Sammy William Field

Born in Lewistown, Montana, in 1929, Sammy was the youngest child of Myrtle and Harry Field. His dad passed when he was 6 and Sammy moved to Hominy with the family in 1935.

He was a football star for the Hominy Bucks. He was a senior at Hominy High School, where he was class President. Believing that “school only lasts through football season”, he enlisted in the Army in December 1946. He completed his education in the service. After Completing his 18-month term with the Army, he enlisted in the Navy in December 1948. After a year he decided he liked the Army better and rejoined. Once again being stationed in Germany, in 1952 he volunteered for service in Korea with the 45th Division.

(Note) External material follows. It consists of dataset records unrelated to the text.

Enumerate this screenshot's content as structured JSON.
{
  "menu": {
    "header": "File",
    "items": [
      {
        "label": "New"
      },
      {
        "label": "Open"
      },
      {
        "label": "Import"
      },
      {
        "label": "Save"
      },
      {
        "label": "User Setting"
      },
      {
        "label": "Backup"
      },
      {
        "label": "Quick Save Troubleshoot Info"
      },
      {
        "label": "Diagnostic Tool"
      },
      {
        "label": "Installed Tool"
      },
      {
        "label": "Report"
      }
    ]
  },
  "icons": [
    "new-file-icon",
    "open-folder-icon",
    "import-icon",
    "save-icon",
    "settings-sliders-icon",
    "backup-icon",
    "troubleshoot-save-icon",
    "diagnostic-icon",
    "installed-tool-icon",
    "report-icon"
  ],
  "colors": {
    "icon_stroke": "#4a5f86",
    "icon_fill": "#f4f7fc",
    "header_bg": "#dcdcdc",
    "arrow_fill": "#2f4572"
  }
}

During his service there he received the Bronze Star award for “entering an unchartered minefield at night and . . . moved to the assistance of the wounded men when the rescue team neared the scene of the disaster.” As a corporal he was engaged on the Eastern Front and had a part in the fighting at Heartbreak Ridge and at Luke’s Castle in the Punchbowl area. He served on the front line for 62 days before being sent to Japan at the age of 24. 

Sammy was active in the Veterans of Foreign Wars (VFW) and held local and regional offices.

After completing his service time in 1954, Sammy completed training at Oklahoma A&M Tech in Okmulgee as a Linotype operator. He went to work for a brief time at his brother Morris’ newspaper in Cedarvale, Kansas. Then he went to work for the Shidler Review, and bought the publication in 1956 and  owned it until 1959. While in Shidler he ran for Mayor. When he was 29 years old, he ran for State Representative. Apparently, he was not cut out to be a politician as he lost both elections. 

In  1968 Sammy’s brother Louis passed away. Louis was owner/publisher/editor of The Hominy News. As a result, the paper was subsequently sold at auction. This prompted Sammy to start a new publication in Hominy called The Progress. In February, 1971, a day after a controversial court ruling, three men entered the newspaper office and shot Sammy. He was wounded twice with one missing his heart by 2 inches. After successful surgery he as back on the job shortly thereafter vowing “there won’t be any letup in covering controversial subjects.”

The Progress continued publication until Sammy was shot and killed under mysterious circumstances in 1973. He was 44. 

Sammy was married to Margaret Malone and they had 3 children.

The Progress was subsequently merged with The Hominy News and is now known as The Hominy News-Progress.                     (Compiled by Bill G. Starks who knew Sam, his uncle.)